The observed association between DX-induced cardiotoxicity and inflammation is well-documented, primarily attributed to the release of pro-inflammatory cytokines [40]. Notably, two pivotal cytokines, TNF-α and IL-1β, have been consistently shown to exhibit elevated levels in response to cardiac injury induced by DX [41]. In this context, ARB, characterized by its notable anti-inflammatory properties, emerges as a compelling candidate for intervention. Studies across various experimental models have consistently demonstrated ARB’s ability to mitigate the levels of TNF-α and IL-1β, as also evidenced by the results of the present investigation [42, 43]. These findings collectively suggest a promising role for ARB as a therapeutic avenue in both preventing and managing DX-induced cardiotoxicity through its potent anti-inflammatory effects. By modulating the inflammatory response, ARB holds potential not only in attenuating the adverse effects of DX on the heart but also in preserving cardiac function during chemotherapy. Furthermore, the extensive body of evidence supporting ARB’s anti-inflammatory properties underscores its broader utility beyond DX-induced cardiotoxicity. Its efficacy as an adjunctive therapy in chemotherapy-induced cardiotoxicity is particularly noteworthy, suggesting a multifaceted approach to mitigating cardiac complications associated with cancer treatment [42, 43].
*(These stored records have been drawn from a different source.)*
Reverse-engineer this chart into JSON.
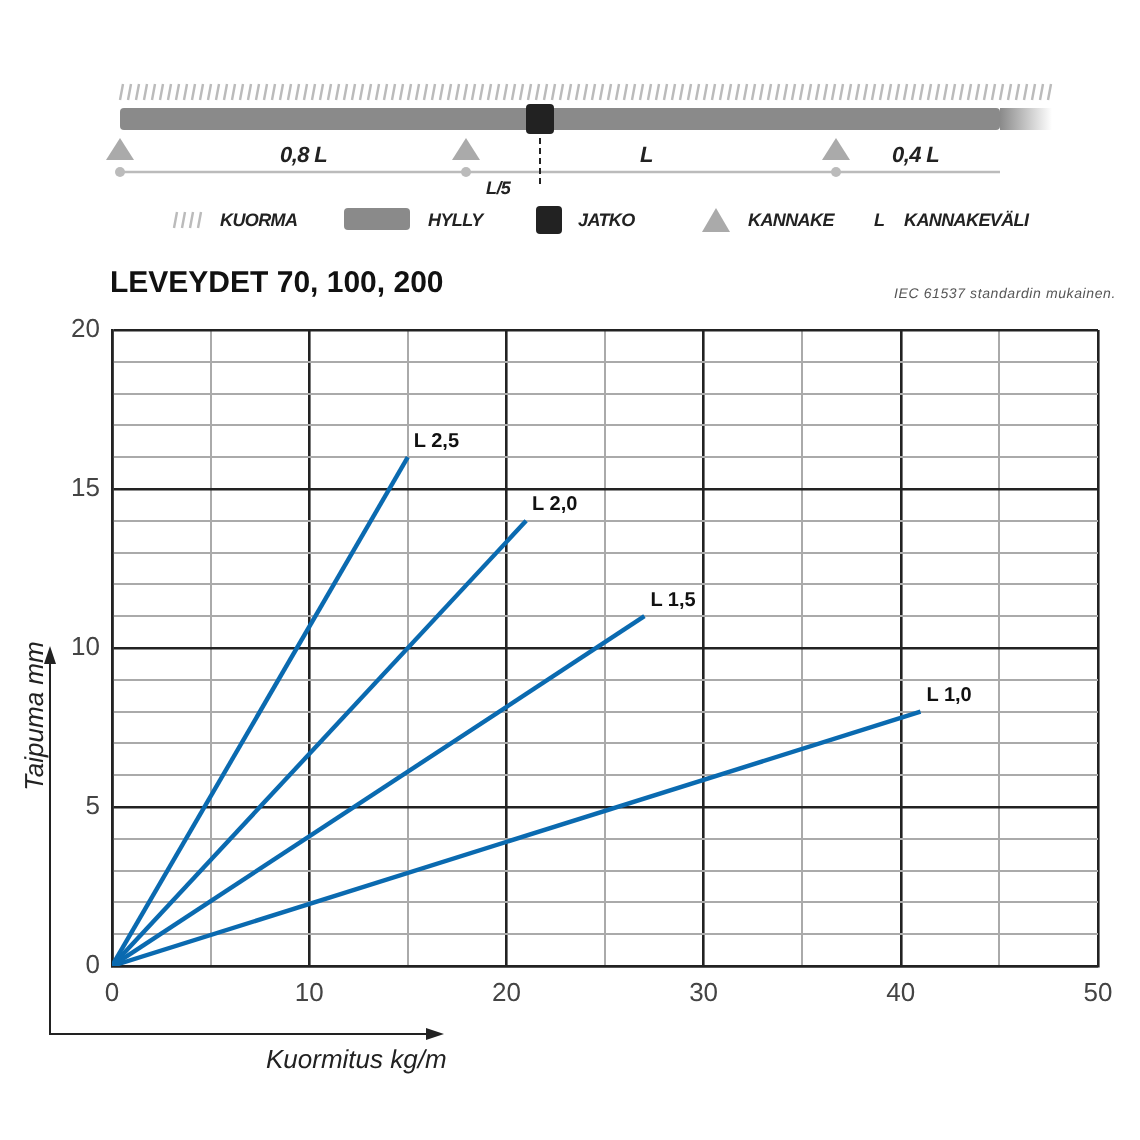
{
  "chart_data": {
    "type": "line",
    "title": "LEVEYDET 70, 100, 200",
    "xlabel": "Kuormitus kg/m",
    "ylabel": "Taipuma mm",
    "annotations": [
      "0,8 L",
      "L",
      "0,4 L",
      "L/5",
      "KUORMA",
      "HYLLY",
      "JATKO",
      "KANNAKE",
      "L",
      "KANNAKEVÄLI",
      "IEC 61537 standardin mukainen."
    ],
    "series": [
      {
        "name": "L 2,5",
        "color": "#0a6ab0",
        "x": [
          0,
          15
        ],
        "values": [
          0,
          16
        ]
      },
      {
        "name": "L 2,0",
        "color": "#0a6ab0",
        "x": [
          0,
          21
        ],
        "values": [
          0,
          14
        ]
      },
      {
        "name": "L 1,5",
        "color": "#0a6ab0",
        "x": [
          0,
          27
        ],
        "values": [
          0,
          11
        ]
      },
      {
        "name": "L 1,0",
        "color": "#0a6ab0",
        "x": [
          0,
          41
        ],
        "values": [
          0,
          8
        ]
      }
    ],
    "xlim": [
      0,
      50
    ],
    "xticks": [
      0,
      {
        "value": 5,
        "label": null
      },
      10,
      {
        "value": 15,
        "label": null
      },
      20,
      {
        "value": 25,
        "label": null
      },
      30,
      {
        "value": 35,
        "label": null
      },
      40,
      {
        "value": 45,
        "label": null
      },
      50
    ],
    "ylim": [
      0,
      20
    ],
    "yticks": [
      0,
      {
        "value": 1,
        "label": null
      },
      {
        "value": 2,
        "label": null
      },
      {
        "value": 3,
        "label": null
      },
      {
        "value": 4,
        "label": null
      },
      5,
      {
        "value": 6,
        "label": null
      },
      {
        "value": 7,
        "label": null
      },
      {
        "value": 8,
        "label": null
      },
      {
        "value": 9,
        "label": null
      },
      10,
      {
        "value": 11,
        "label": null
      },
      {
        "value": 12,
        "label": null
      },
      {
        "value": 13,
        "label": null
      },
      {
        "value": 14,
        "label": null
      },
      15,
      {
        "value": 16,
        "label": null
      },
      {
        "value": 17,
        "label": null
      },
      {
        "value": 18,
        "label": null
      },
      {
        "value": 19,
        "label": null
      },
      20
    ],
    "grid": true,
    "legend": false,
    "marker": "none",
    "line_style": "solid"
  }
}
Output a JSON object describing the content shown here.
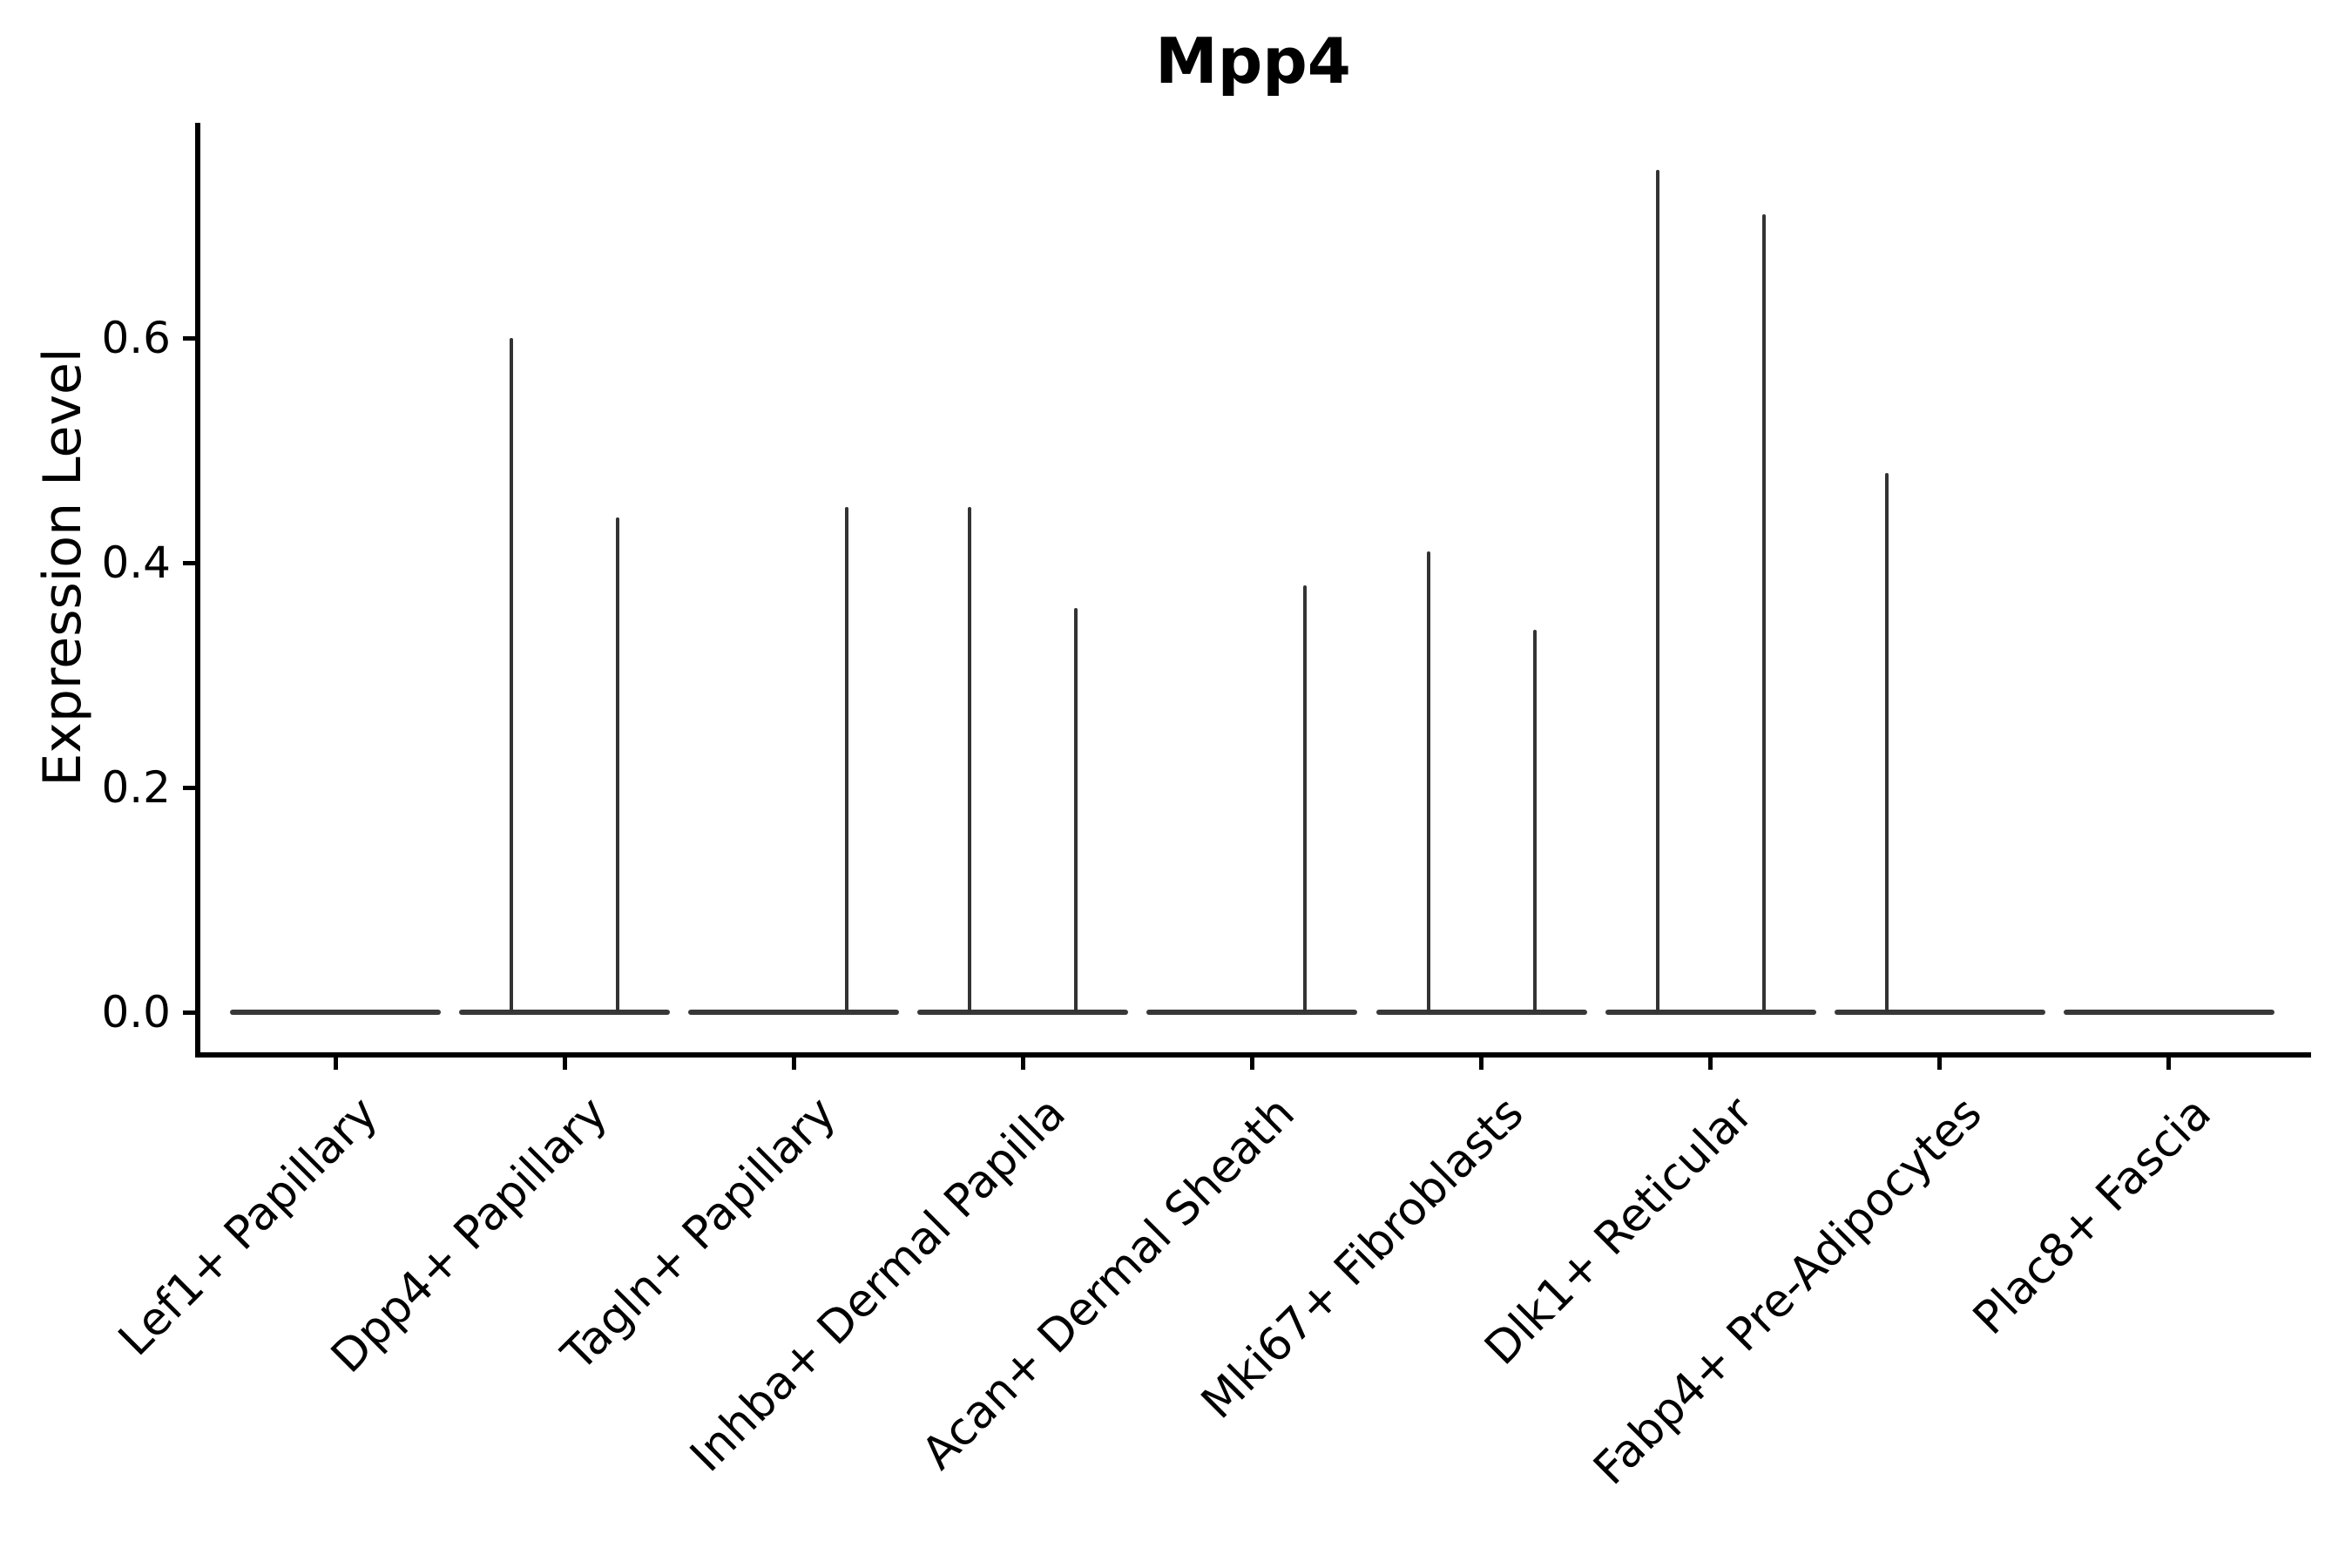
{
  "figure": {
    "title": "Mpp4",
    "ylabel": "Expression Level"
  },
  "colors": {
    "background": "#ffffff",
    "axis": "#000000",
    "text": "#000000",
    "violin": "#383838"
  },
  "chart_data": {
    "type": "violin",
    "title": "Mpp4",
    "xlabel": "",
    "ylabel": "Expression Level",
    "legend": "none",
    "grid": false,
    "ylim": [
      -0.04,
      0.79
    ],
    "yticks": [
      0,
      0.2,
      0.4,
      0.6
    ],
    "ytick_labels": [
      "0.0",
      "0.2",
      "0.4",
      "0.6"
    ],
    "categories": [
      "Lef1+ Papillary",
      "Dpp4+ Papillary",
      "Tagln+ Papillary",
      "Inhba+ Dermal Papilla",
      "Acan+ Dermal Sheath",
      "Mki67+ Fibroblasts",
      "Dlk1+ Reticular",
      "Fabp4+ Pre-Adipocytes",
      "Plac8+ Fascia"
    ],
    "violins_per_category": 2,
    "baseline_value": 0,
    "series": [
      {
        "name": "violin-left",
        "peak_expression": [
          0,
          0.6,
          0,
          0.45,
          0,
          0.41,
          0.75,
          0.48,
          0
        ]
      },
      {
        "name": "violin-right",
        "peak_expression": [
          0,
          0.44,
          0.45,
          0.36,
          0.38,
          0.34,
          0.71,
          0,
          0
        ]
      }
    ]
  }
}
The harmful effects of DX on the heart are not limited to oxidative stress and inflammation; it can also induce apoptosis, which is the programmed cell death mechanism that occurs naturally in cells. DX-induced apoptosis is mediated by the overproduction of caspase-3 enzyme. According to a previous study, DX has been shown to induce the release of cytochrome C into the cytoplasm and increase the expression of caspase-3 and caspase-9 in cardiomyocytes [44]. Furthermore, DX can disturb calcium homeostasis, resulting in cellular and mitochondrial calcium overload. This can disturb cellular metabolism, increase the production of free radicals, and initiate apoptosis. The opening likelihood of sarcoplasmic reticulum Ca channels increases with DX, while Na+–Ca2 + exchanger membrane proteins are inhibited [45]. In line with previous studies that showed the anti-apoptotic effects of ARB, our study also found that ARB reduces apoptosis by decreasing caspase-3 levels [46]. ARB can help protect the myocardium from DX-induced damage by reducing the expression of caspase-3 and preventing the occurrence of apoptosis. Our results are consistent with other reports that demonstrated the anti-apoptotic effect of ARB in vitro and in vivo [16, 39].

Conclusion

In the present study, our investigation demonstrated that ARB exerted significant ameliorative effects against DX-induced cardiotoxicity in animal subjects. The administration of ARB effectively attenuated DX-induced oxidative stress, inflammation, and apoptosis, thus indicating its potential as a protective agent against cardiac damage induced by DX. Furthermore, our histopathological analyses revealed noteworthy improvements in the myocardial tissue profile, reinforcing the cardioprotective properties of ARB. The findings from this preclinical study provide valuable evidence supporting the therapeutic potential of ARB as a promising intervention to mitigate DX-induced cardiotoxicity in cancer patients. Despite the encouraging outcomes presented in this study, it is essential to acknowledge the need for future clinical trials to validate the safety and efficacy of ARB in human subjects.